Oleh MEGAN JANETSKY
MEXICO CITY (AP) — Negara kecil di Amerika Tengah, Belize, telah menandatangani perjanjian perjanjian “negara ketiga yang aman”. dengan Amerika Serikat, kedua belah pihak mengatakan pada hari Senin, ketika pemerintahan Trump berupaya untuk meningkatkan deportasi dan menghalangi migrasi ke utara.
Isi dari perjanjian tersebut masih belum jelas, namun hal ini terjadi ketika Presiden AS Donald Trump semakin menekan negara-negara di Amerika Latin dan Afrika untuk membantunya melaksanakan agenda imigrasinya.
Kesepakatannya tampaknya terjadi mirip dengan Paraguay diumumkan oleh Departemen Luar Negeri AS pada bulan Agustus yang mencakup perjanjian “negara ketiga yang aman” di mana pencari suaka yang saat ini berada di AS dapat memperoleh perlindungan di negara Amerika Selatan tersebut.
Pada masa jabatan pertama Trump, AS menandatangani beberapa perjanjian yang mengharuskan pencari suaka meminta perlindungan di negara lain, seperti Guatemala, sebelum melanjutkan ke utara. Kebijakan tersebut dikritik sebagai cara tidak langsung untuk mempersulit migran mencari suaka di AS dan kemudian dibatalkan oleh pemerintahan Biden.
Awal tahun ini, Panama dan Kosta Rika juga menerima penerbangan ratusan migran dari negara-negara Asia yang dideportasi oleh AS – tanpa menyebut kesepakatan tersebut sebagai perjanjian “negara ketiga yang aman” – dan mendorong para migran ke dalam semacam ketidakpastian internasional.
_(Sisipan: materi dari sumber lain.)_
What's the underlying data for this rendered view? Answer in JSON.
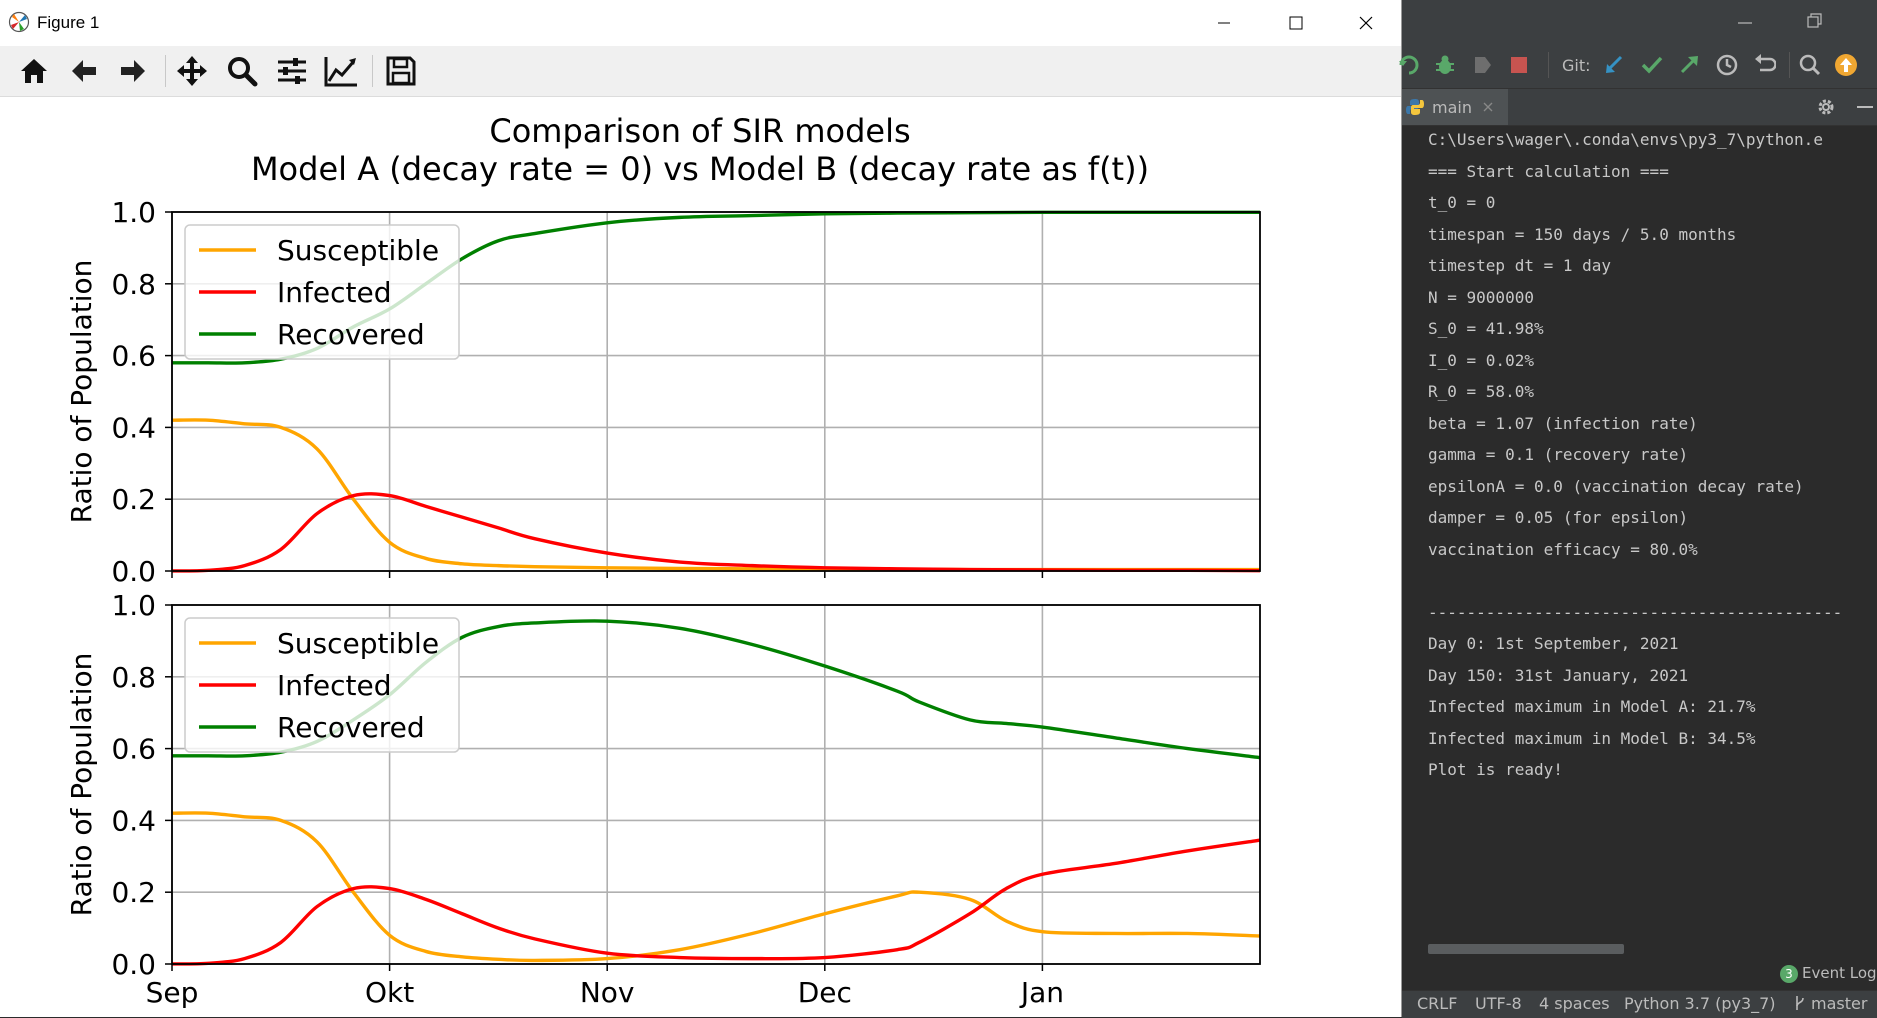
{
  "window": {
    "title": "Figure 1"
  },
  "toolbar": {
    "buttons": [
      "home-icon",
      "back-arrow-icon",
      "forward-arrow-icon",
      "pan-icon",
      "zoom-icon",
      "subplots-icon",
      "axes-edit-icon",
      "save-icon"
    ]
  },
  "figure": {
    "title_line1": "Comparison of SIR models",
    "title_line2": "Model A (decay rate = 0) vs Model B (decay rate as f(t))"
  },
  "colors": {
    "susceptible": "#ffa500",
    "infected": "#ff0000",
    "recovered": "#008000"
  },
  "chart_data": [
    {
      "type": "line",
      "title": "",
      "xlabel": "",
      "ylabel": "Ratio of Population",
      "ylim": [
        0,
        1.0
      ],
      "xlim": [
        0,
        150
      ],
      "yticks": [
        "0.0",
        "0.2",
        "0.4",
        "0.6",
        "0.8",
        "1.0"
      ],
      "grid": true,
      "legend": "top-left",
      "x": [
        0,
        5,
        10,
        15,
        20,
        25,
        30,
        35,
        40,
        45,
        50,
        60,
        70,
        80,
        90,
        100,
        110,
        120,
        130,
        140,
        150
      ],
      "series": [
        {
          "name": "Susceptible",
          "color": "#ffa500",
          "values": [
            0.42,
            0.42,
            0.41,
            0.4,
            0.34,
            0.2,
            0.08,
            0.035,
            0.02,
            0.015,
            0.012,
            0.009,
            0.007,
            0.006,
            0.005,
            0.005,
            0.004,
            0.004,
            0.004,
            0.004,
            0.004
          ]
        },
        {
          "name": "Infected",
          "color": "#ff0000",
          "values": [
            0.0002,
            0.002,
            0.015,
            0.06,
            0.16,
            0.21,
            0.21,
            0.18,
            0.15,
            0.12,
            0.09,
            0.05,
            0.025,
            0.015,
            0.009,
            0.006,
            0.004,
            0.003,
            0.002,
            0.002,
            0.001
          ]
        },
        {
          "name": "Recovered",
          "color": "#008000",
          "values": [
            0.58,
            0.58,
            0.58,
            0.59,
            0.62,
            0.68,
            0.73,
            0.8,
            0.87,
            0.92,
            0.94,
            0.97,
            0.985,
            0.99,
            0.995,
            0.997,
            0.998,
            0.999,
            0.999,
            0.999,
            0.999
          ]
        }
      ]
    },
    {
      "type": "line",
      "title": "",
      "xlabel": "",
      "ylabel": "Ratio of Population",
      "ylim": [
        0,
        1.0
      ],
      "xlim": [
        0,
        150
      ],
      "yticks": [
        "0.0",
        "0.2",
        "0.4",
        "0.6",
        "0.8",
        "1.0"
      ],
      "xticks": [
        {
          "x": 0,
          "label": "Sep"
        },
        {
          "x": 30,
          "label": "Okt"
        },
        {
          "x": 60,
          "label": "Nov"
        },
        {
          "x": 90,
          "label": "Dec"
        },
        {
          "x": 120,
          "label": "Jan"
        }
      ],
      "grid": true,
      "legend": "top-left",
      "x": [
        0,
        5,
        10,
        15,
        20,
        25,
        30,
        35,
        40,
        45,
        50,
        60,
        70,
        80,
        90,
        100,
        103,
        110,
        115,
        120,
        130,
        140,
        150
      ],
      "series": [
        {
          "name": "Susceptible",
          "color": "#ffa500",
          "values": [
            0.42,
            0.42,
            0.41,
            0.4,
            0.34,
            0.2,
            0.08,
            0.035,
            0.02,
            0.013,
            0.01,
            0.015,
            0.04,
            0.085,
            0.14,
            0.19,
            0.2,
            0.18,
            0.12,
            0.09,
            0.085,
            0.085,
            0.078
          ]
        },
        {
          "name": "Infected",
          "color": "#ff0000",
          "values": [
            0.0002,
            0.002,
            0.015,
            0.06,
            0.16,
            0.21,
            0.21,
            0.18,
            0.14,
            0.1,
            0.07,
            0.03,
            0.018,
            0.015,
            0.018,
            0.04,
            0.06,
            0.14,
            0.21,
            0.25,
            0.28,
            0.315,
            0.345
          ]
        },
        {
          "name": "Recovered",
          "color": "#008000",
          "values": [
            0.58,
            0.58,
            0.58,
            0.59,
            0.62,
            0.68,
            0.75,
            0.84,
            0.91,
            0.94,
            0.95,
            0.955,
            0.935,
            0.89,
            0.83,
            0.76,
            0.73,
            0.68,
            0.67,
            0.66,
            0.63,
            0.6,
            0.575
          ]
        }
      ]
    }
  ],
  "ide": {
    "git_label": "Git:",
    "run_tab_label": "main",
    "console_lines": [
      "C:\\Users\\wager\\.conda\\envs\\py3_7\\python.e",
      "=== Start calculation ===",
      "t_0 = 0",
      "timespan = 150 days / 5.0 months",
      "timestep dt = 1 day",
      "N = 9000000",
      "S_0 = 41.98%",
      "I_0 = 0.02%",
      "R_0 = 58.0%",
      "beta = 1.07 (infection rate)",
      "gamma = 0.1 (recovery rate)",
      "epsilonA = 0.0 (vaccination decay rate)",
      "damper = 0.05 (for epsilon)",
      "vaccination efficacy = 80.0%",
      "",
      "-------------------------------------------",
      "Day 0: 1st September, 2021",
      "Day 150: 31st January, 2021",
      "Infected maximum in Model A: 21.7%",
      "Infected maximum in Model B: 34.5%",
      "Plot is ready!"
    ],
    "event_log": {
      "count": "3",
      "label": "Event Log"
    },
    "status": {
      "line_sep": "CRLF",
      "encoding": "UTF-8",
      "indent": "4 spaces",
      "interpreter": "Python 3.7 (py3_7)",
      "branch": "master"
    }
  }
}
AS juga telah menandatangani perjanjian, seperti perjanjian deportasi, dengan negara-negara yang dilanda perang Sudan Selatan, Eswatini dan Rwanda.
Pemerintah Belize mengatakan dalam sebuah pernyataan pada hari Senin bahwa mereka “memiliki hak veto mutlak atas transfer dana, dengan pembatasan kewarganegaraan, pembatasan penerima transfer, dan pemeriksaan keamanan yang komprehensif.”
Pemerintah di negara yang sebagian besar wilayah pedesaannya terletak di antara Meksiko dan Guatemala ini menegaskan kembali “komitmennya terhadap hukum internasional dan prinsip-prinsip kemanusiaan sambil memastikan perlindungan nasional yang kuat.” Tidak seorang pun yang dianggap sebagai ancaman keselamatan publik akan diizinkan memasuki negara tersebut, katanya.
Pada hari Senin, Biro Urusan Belahan Barat Departemen Luar Negeri AS mengucapkan terima kasih kepada Belize dalam sebuah postingan di X, dan menyebut perjanjian tersebut sebagai “tonggak penting dalam mengakhiri imigrasi ilegal, menghentikan penyalahgunaan sistem suaka di negara kita, dan memperkuat komitmen bersama kita untuk bersama-sama mengatasi tantangan di belahan bumi kita.”
Keputusan tersebut memicu kritik keras dari para politisi di Belize, yang menentang perjanjian tersebut, dan menyebutnya sebagai “keputusan yang memiliki konsekuensi nasional yang besar” yang diumumkan dengan sedikit transparansi pemerintah. Perjanjian tersebut harus diratifikasi oleh Senat Belize agar dapat berlaku.
“Perjanjian ini, pada dasarnya, dapat membentuk kembali sistem imigrasi dan suaka Belize, memberikan beban keuangan baru pada pembayar pajak, dan menimbulkan pertanyaan serius mengenai kedaulatan dan keamanan nasional,” tulis Tracy Taegar Panton, pemimpin oposisi di parlemen Belize, di media sosial.
Ia mencatat kritik keras terhadap pelanggaran hak asasi manusia akibat kebijakan serupa yang dilakukan Amerika dan Eropa.
“Belize adalah negara yang penuh belas kasih dan taat hukum. Kami percaya pada prinsip-prinsip kemanusiaan. Namun belas kasih tidak boleh disamakan dengan kepatuhan dengan cara apa pun. Belize tidak bisa dan tidak boleh dijadikan tempat pembuangan orang-orang yang tidak bisa diterima oleh negara lain,” tulisnya.